Sometimes, even after all of these tactics, complete avoidance is still impossible. One of the most important truths you have to realize is that you cannot change someone else, but you can control yourself. You can change how you respond to someone and how often you spend time with them, and you can make yourself less available as a confidant to them.
Another change you can make in your life to avoid toxicity is to surround yourself mostly with positive influences. The best kinds of people are those who inspire us to be better, not those who drag us down. If we want to become the best versions of ourselves and create a bright future, we must surround ourselves with positive people! Healthy relationships should bring more joy than anxiety into your life. Although all relationships will have some good and bad characteristics, the good will always outweigh the bad in a healthy relationship.
The more time you spend in the company of positive people, the less time you will have for the pessimists. If you’re smart, you will realize not everyone deserves your friendship, time, or energy. Only those who are loyal, are supportive, and bring out the best in you are worthy. Of course, in order to be in a healthy relationship, you must also be these things for your friends, as well.

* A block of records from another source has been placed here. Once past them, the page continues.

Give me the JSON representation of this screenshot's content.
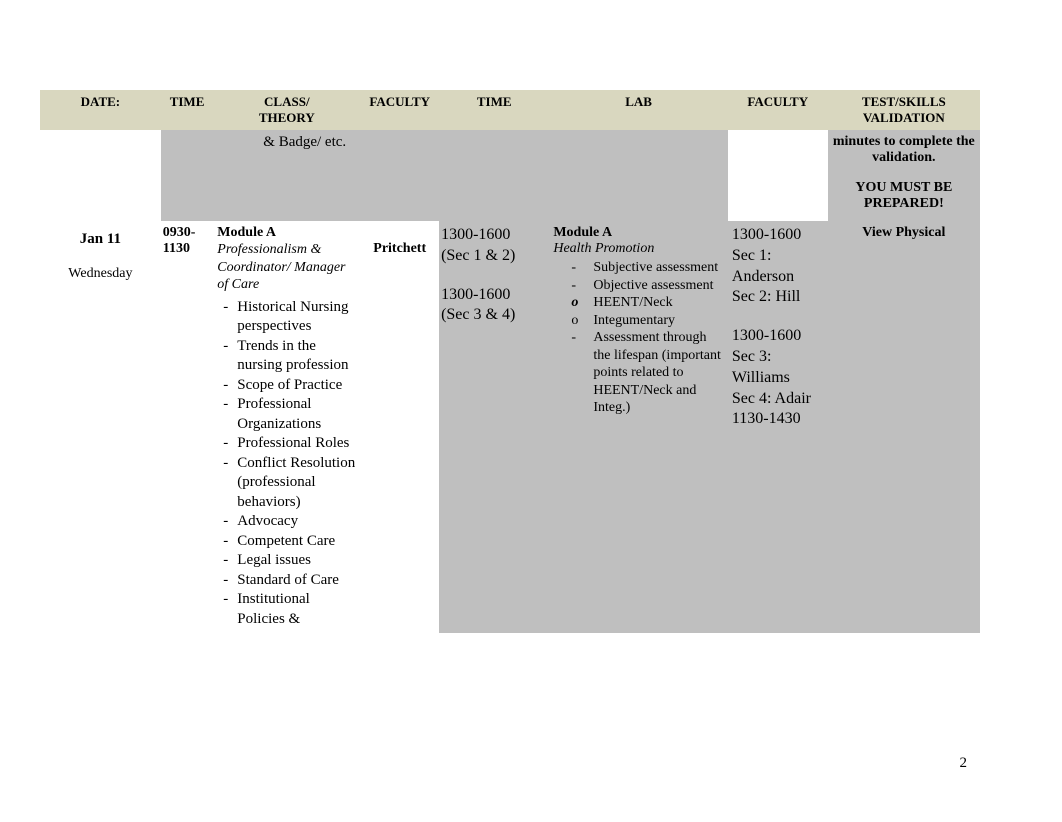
{
  "headers": {
    "date": "DATE:",
    "time1": "TIME",
    "class": "CLASS/\nTHEORY",
    "faculty1": "FACULTY",
    "time2": "TIME",
    "lab": "LAB",
    "faculty2": "FACULTY",
    "test": "TEST/SKILLS VALIDATION"
  },
  "top_cont": {
    "class_tail": "& Badge/ etc.",
    "test_tail1": "minutes to complete the validation.",
    "test_tail2": "YOU MUST BE PREPARED!"
  },
  "row": {
    "date": "Jan 11",
    "dow": "Wednesday",
    "time1": "0930-1130",
    "class_title": "Module A",
    "class_subtitle": "Professionalism & Coordinator/ Manager of Care",
    "class_items": [
      "Historical Nursing perspectives",
      "Trends in the nursing profession",
      "Scope of Practice",
      "Professional Organizations",
      "Professional Roles",
      "Conflict Resolution (professional behaviors)",
      "Advocacy",
      "Competent Care",
      "Legal issues",
      "Standard of Care",
      "Institutional Policies &"
    ],
    "faculty1": "Pritchett",
    "time2_a": "1300-1600",
    "time2_a_sec": "(Sec 1 & 2)",
    "time2_b": "1300-1600",
    "time2_b_sec": "(Sec 3 & 4)",
    "lab_title": "Module A",
    "lab_subtitle": "Health Promotion",
    "lab_items": [
      {
        "bullet": "dash",
        "text": "Subjective assessment"
      },
      {
        "bullet": "dash",
        "text": "Objective assessment"
      },
      {
        "bullet": "o-it",
        "text": "HEENT/Neck"
      },
      {
        "bullet": "o",
        "text": "Integumentary"
      },
      {
        "bullet": "dash",
        "text": "Assessment through the lifespan (important points related to HEENT/Neck and Integ.)"
      }
    ],
    "fac2_a": "1300-1600",
    "fac2_b": "Sec 1: Anderson",
    "fac2_c": "Sec 2: Hill",
    "fac2_d": "1300-1600",
    "fac2_e": "Sec 3: Williams",
    "fac2_f": "Sec 4: Adair",
    "fac2_g": "1130-1430",
    "test": "View Physical"
  },
  "page_number": "2",
  "colors": {
    "header_bg": "#d9d7bf",
    "shade_bg": "#bfbfbf",
    "white": "#ffffff"
  }
}
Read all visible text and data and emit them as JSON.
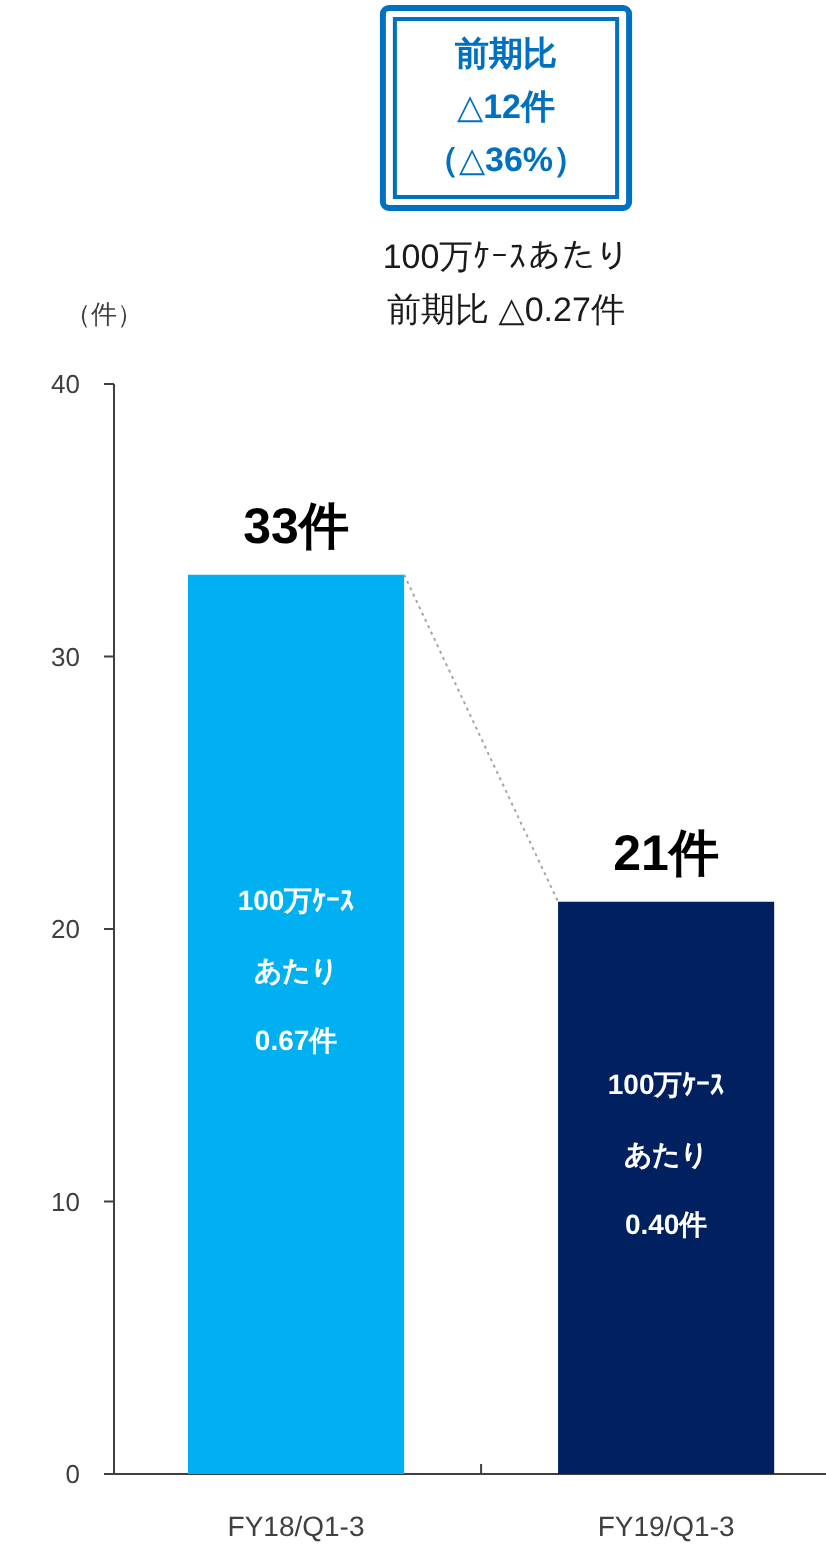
{
  "chart_data": {
    "type": "bar",
    "ylabel": "（件）",
    "categories": [
      "FY18/Q1-3",
      "FY19/Q1-3"
    ],
    "values": [
      33,
      21
    ],
    "colors": [
      "#00b0f0",
      "#002060"
    ],
    "value_labels": [
      "33件",
      "21件"
    ],
    "ylim": [
      0,
      40
    ],
    "yticks": [
      0,
      10,
      20,
      30,
      40
    ],
    "annotations": [
      "前期比",
      "△12件",
      "（△36%）",
      "100万ｹｰｽあたり",
      "前期比 △0.27件",
      "100万ｹｰｽ",
      "あたり",
      "0.67件",
      "100万ｹｰｽ",
      "あたり",
      "0.40件"
    ]
  }
}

Positivity also feeds more positivity! Negative people love when others commiserate with them, and they tend to avoid those who are always happy and feeling gratitude. The more optimistic you become, the more the haters will fall by the wayside naturally. Once again, you can’t control other people, but you are in control of yourself. Making changes in your personal life will often result in eliminating the negative people you had been trying so hard to change or avoid.
Negative people can drain our energy and keep us from moving forward, so it’s very important that we surround ourselves with positive friends. How do we know which are right for us? Positive people come in all shapes and sizes, and just because they have different values or hobbies doesn’t mean you can’t learn from them! In fact, if you always spend time with people that are too much like you, you will never grow! The following are some core characteristics you should look for when choosing whom to spend your quality time with.

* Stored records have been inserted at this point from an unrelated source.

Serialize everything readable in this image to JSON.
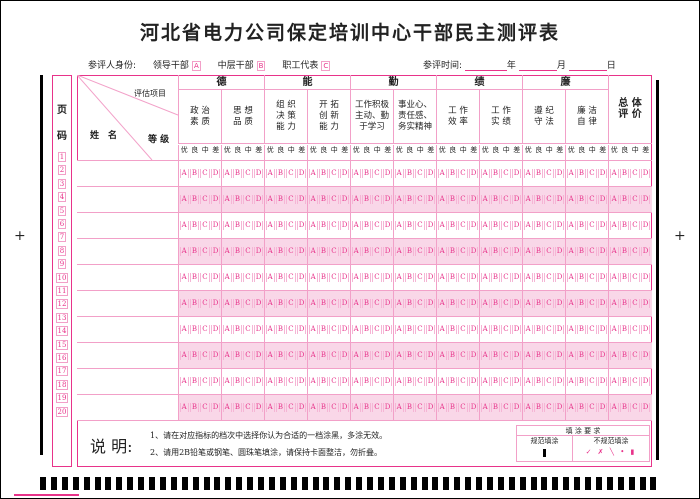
{
  "title": "河北省电力公司保定培训中心干部民主测评表",
  "evaluator": {
    "label": "参评人身份:",
    "options": [
      {
        "label": "领导干部",
        "code": "A"
      },
      {
        "label": "中层干部",
        "code": "B"
      },
      {
        "label": "职工代表",
        "code": "C"
      }
    ]
  },
  "date": {
    "label": "参评时间:",
    "year": "年",
    "month": "月",
    "day": "日"
  },
  "header": {
    "page_label_1": "页",
    "page_label_2": "码",
    "eval_item": "评估项目",
    "name": "姓　名",
    "grade": "等 级"
  },
  "categories": [
    {
      "label": "德",
      "items": [
        "政 治\n素 质",
        "思 想\n品 质"
      ]
    },
    {
      "label": "能",
      "items": [
        "组 织\n决 策\n能 力",
        "开 拓\n创 新\n能 力"
      ]
    },
    {
      "label": "勤",
      "items": [
        "工作积极\n主动、勤\n于学习",
        "事业心、\n责任感、\n务实精神"
      ]
    },
    {
      "label": "绩",
      "items": [
        "工 作\n效 率",
        "工 作\n实 绩"
      ]
    },
    {
      "label": "廉",
      "items": [
        "遵 纪\n守 法",
        "廉 洁\n自 律"
      ]
    }
  ],
  "overall": "总 体\n评 价",
  "grades": [
    "优",
    "良",
    "中",
    "差"
  ],
  "choices": [
    "A",
    "B",
    "C",
    "D"
  ],
  "page_numbers": [
    "1",
    "2",
    "3",
    "4",
    "5",
    "6",
    "7",
    "8",
    "9",
    "10",
    "11",
    "12",
    "13",
    "14",
    "15",
    "16",
    "17",
    "18",
    "19",
    "20"
  ],
  "notes": {
    "heading": "说 明:",
    "lines": [
      "1、请在对应指标的档次中选择你认为合适的一档涂黑，多涂无效。",
      "2、请用2B铅笔或钢笔、圆珠笔填涂，请保持卡面整洁，勿折叠。"
    ]
  },
  "fill_rules": {
    "title": "填 涂 要 求",
    "correct": "规范填涂",
    "incorrect": "不规范填涂",
    "incorrect_marks": "✓ ✗ ╲ • ▮"
  },
  "colors": {
    "accent": "#e8338a",
    "line": "#f2a0c8",
    "shade": "#f9d7e8"
  }
}
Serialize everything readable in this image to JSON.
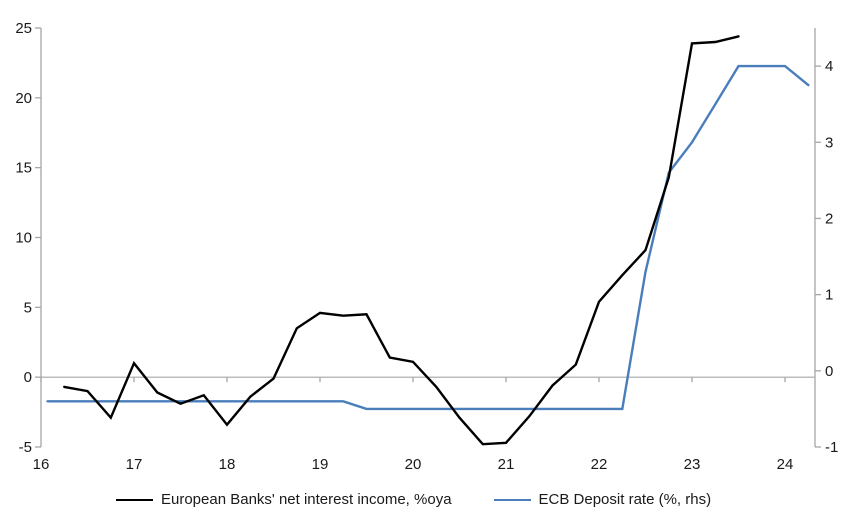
{
  "chart_data": {
    "type": "line",
    "title": "",
    "x_axis": {
      "min": 16,
      "max": 24.32,
      "ticks": [
        16,
        17,
        18,
        19,
        20,
        21,
        22,
        23,
        24
      ]
    },
    "left_axis": {
      "min": -5,
      "max": 25,
      "ticks": [
        -5,
        0,
        5,
        10,
        15,
        20,
        25
      ]
    },
    "right_axis": {
      "min": -1,
      "max": 4.5,
      "ticks": [
        -1,
        0,
        1,
        2,
        3,
        4
      ]
    },
    "grid": false,
    "zero_line": true,
    "legend_position": "bottom",
    "series": [
      {
        "name": "European Banks' net interest income, %oya",
        "axis": "left",
        "color": "#000000",
        "points": [
          [
            16.25,
            -0.7
          ],
          [
            16.5,
            -1.0
          ],
          [
            16.75,
            -2.9
          ],
          [
            17.0,
            1.0
          ],
          [
            17.25,
            -1.1
          ],
          [
            17.5,
            -1.9
          ],
          [
            17.75,
            -1.3
          ],
          [
            18.0,
            -3.4
          ],
          [
            18.25,
            -1.4
          ],
          [
            18.5,
            -0.1
          ],
          [
            18.75,
            3.5
          ],
          [
            19.0,
            4.6
          ],
          [
            19.25,
            4.4
          ],
          [
            19.5,
            4.5
          ],
          [
            19.75,
            1.4
          ],
          [
            20.0,
            1.1
          ],
          [
            20.25,
            -0.7
          ],
          [
            20.5,
            -2.9
          ],
          [
            20.75,
            -4.8
          ],
          [
            21.0,
            -4.7
          ],
          [
            21.25,
            -2.8
          ],
          [
            21.5,
            -0.6
          ],
          [
            21.75,
            0.9
          ],
          [
            22.0,
            5.4
          ],
          [
            22.25,
            7.3
          ],
          [
            22.5,
            9.1
          ],
          [
            22.75,
            14.3
          ],
          [
            23.0,
            23.9
          ],
          [
            23.25,
            24.0
          ],
          [
            23.5,
            24.4
          ]
        ]
      },
      {
        "name": "ECB Deposit rate (%, rhs)",
        "axis": "right",
        "color": "#4A7EBB",
        "points": [
          [
            16.07,
            -0.4
          ],
          [
            19.25,
            -0.4
          ],
          [
            19.5,
            -0.5
          ],
          [
            22.25,
            -0.5
          ],
          [
            22.5,
            1.3
          ],
          [
            22.75,
            2.6
          ],
          [
            23.0,
            3.0
          ],
          [
            23.25,
            3.5
          ],
          [
            23.5,
            4.0
          ],
          [
            24.0,
            4.0
          ],
          [
            24.25,
            3.75
          ]
        ]
      }
    ]
  },
  "colors": {
    "axis": "#A6A6A6",
    "zero_line": "#A6A6A6",
    "background": "#FFFFFF",
    "text": "#1A1A1A"
  }
}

Friends that are constantly evolving and have the drive to succeed will encourage you to do the same. If unmotivated people were your only support system, how could they inspire you to keep going when you don’t succeed? You could quickly become discouraged and lose sight of your goals. The friends you want in your life are those who will listen to your woes and challenge you to keep going because they are doing the same. This type of friend is also good at celebrating each of your successes without jealousy.
Most of the time we are drawn to people that are similar to ourselves. If you think about your friend group now, you may find that you all have similar values, humor, income, etc. There’s nothing wrong with this, as long as you are still able to encourage each other. But it’s also smart to spend time with people that are more successful, specifically in areas you want to grow into. Seeing a different way of life will broaden your perspective and give you new goals. This is also one of the quickest ways you can advance, as a more successful friend can serve as a mentor.
Perhaps the most important thing to remember in all of your relationships is that they are two-sided. If you want true friends, you have to be a true friend yourself. You have to engage, motivate, and support your friends, too. Trust and respect are vital on both sides for a positive relationship.
Friends can have a huge impact on your life, and you need to be smart about who you choose to be in your inner circle. Are they supportive and motivating, or do they complain and bring you down? Can you trust them, or are they jealous? As you think about who is in your life now, ask yourself if they will help you or stand in your way. Then use these tips to help surround yourself with true friends.